Eight Men Out (1988) – Review

Where to watch Eight Men Out

4 Stars

What is it about the sport of Baseball that so easily translates to the screen? If you were to make a list of the best sports movies of all-time, I’m positive movies about baseball would comprise the majority of the spots. On that proverbial list, would surely be John Sayles’ excellent film Eight Men Out. This is a picture as concerned with organized crime, greed, workers unions, and sports writers as much as it has to do with the game itself. From the opening shot of a young boy running through the crowed streets of Chicago circa 1919 on his way to the ballpark to catch the White Sox, Sayles establishes an authoritative tone on the story, which is told with clarity, and a level of sympathy towards the outcast players.

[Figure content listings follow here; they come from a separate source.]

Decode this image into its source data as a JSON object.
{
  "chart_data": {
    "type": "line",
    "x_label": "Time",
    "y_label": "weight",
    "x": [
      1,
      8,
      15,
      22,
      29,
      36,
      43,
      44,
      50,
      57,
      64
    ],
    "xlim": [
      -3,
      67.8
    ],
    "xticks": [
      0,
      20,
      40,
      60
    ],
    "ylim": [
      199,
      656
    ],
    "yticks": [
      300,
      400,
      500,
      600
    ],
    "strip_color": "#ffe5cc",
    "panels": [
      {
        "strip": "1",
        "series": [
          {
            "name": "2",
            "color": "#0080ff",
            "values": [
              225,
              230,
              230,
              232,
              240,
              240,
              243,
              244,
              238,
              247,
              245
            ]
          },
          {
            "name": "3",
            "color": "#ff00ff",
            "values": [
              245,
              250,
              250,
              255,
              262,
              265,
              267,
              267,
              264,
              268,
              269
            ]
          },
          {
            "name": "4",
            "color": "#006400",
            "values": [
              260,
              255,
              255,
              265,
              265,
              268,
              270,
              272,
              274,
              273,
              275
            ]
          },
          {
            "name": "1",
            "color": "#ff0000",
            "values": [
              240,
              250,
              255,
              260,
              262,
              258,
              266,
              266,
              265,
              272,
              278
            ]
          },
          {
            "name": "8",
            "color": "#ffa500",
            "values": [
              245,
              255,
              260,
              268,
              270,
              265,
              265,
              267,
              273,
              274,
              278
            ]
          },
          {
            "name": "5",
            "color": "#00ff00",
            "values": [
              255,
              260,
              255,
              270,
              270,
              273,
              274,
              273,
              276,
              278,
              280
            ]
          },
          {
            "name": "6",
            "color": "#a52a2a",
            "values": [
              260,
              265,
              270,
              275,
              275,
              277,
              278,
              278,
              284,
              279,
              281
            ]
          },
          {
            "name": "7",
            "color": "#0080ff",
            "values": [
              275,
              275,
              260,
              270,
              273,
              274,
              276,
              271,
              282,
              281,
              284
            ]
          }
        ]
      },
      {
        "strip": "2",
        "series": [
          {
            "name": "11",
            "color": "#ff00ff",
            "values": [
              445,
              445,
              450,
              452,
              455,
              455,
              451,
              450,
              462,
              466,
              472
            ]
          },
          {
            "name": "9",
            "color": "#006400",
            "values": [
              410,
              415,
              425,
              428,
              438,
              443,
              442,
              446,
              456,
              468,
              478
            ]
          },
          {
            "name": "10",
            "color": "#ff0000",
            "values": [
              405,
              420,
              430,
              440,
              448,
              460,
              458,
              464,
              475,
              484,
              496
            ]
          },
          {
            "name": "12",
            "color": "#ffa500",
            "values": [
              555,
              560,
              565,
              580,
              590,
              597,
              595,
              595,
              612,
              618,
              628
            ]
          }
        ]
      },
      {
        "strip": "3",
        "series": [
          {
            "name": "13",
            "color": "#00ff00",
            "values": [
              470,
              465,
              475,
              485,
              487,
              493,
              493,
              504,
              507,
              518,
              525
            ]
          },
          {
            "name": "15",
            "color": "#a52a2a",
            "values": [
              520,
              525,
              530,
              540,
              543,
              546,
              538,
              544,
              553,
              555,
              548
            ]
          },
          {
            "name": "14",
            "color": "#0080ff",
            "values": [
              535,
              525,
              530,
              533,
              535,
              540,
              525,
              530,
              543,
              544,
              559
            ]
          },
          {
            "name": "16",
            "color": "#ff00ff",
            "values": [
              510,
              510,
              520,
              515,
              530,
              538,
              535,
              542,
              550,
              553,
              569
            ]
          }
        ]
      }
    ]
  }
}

The Chicago White Sox were considered the favorite to win the 1919 World Series. The team was compromised with some of the greatest names to ever play in the game’s early era, Joe Jackson, Buck Weaver, Eddie Cicotte, etc. After clinching a divisional pennant, the Sox birth themselves into the Series. This success is typically accompanied by a bonus, but tight-fisted team owner Charlie Comiskey stiffs the squad by offering (warm) champagne in their locker room and little else. This slighting leaves a number of players smarting and ripe for organized crime figures to enter the picture.

Noted mob figure Arnold Rothstein (Michael Lerner) is the powerful money man behind the financial backing that allows two underlings to start ‘buying’ up Sox players. After a few payoffs, word spreads and before the first game most of the squad is on the ‘take’. Their lackluster play on the diamond doesn’t go unnoticed by either Coach Gleason (John Mahoney), or nosey sports journalist, Ring Lardner (John Sayles).

Eight Men Out chronicles with great detail the first National scandal in American sports. Though, it plays coy on certain elements; Did Weaver and Jackson take money? Did they still play hard despite being paid to lose? This isn’t a movie with condemnation on the agenda. The creative team behind the project are far more interested in providing a though provoking, historical narration on the corruption of a seemingly infallible institutions. Fantastic acting from John Cusack, Michael Rooker, David Strathairn and a dozen others adds to the dramatic tension of scenes involving back-room dealings and peer pressure among the team. John Sayles’ Eight Men Out is one of the best movies ever made about our Country’s oldest running sporting organization.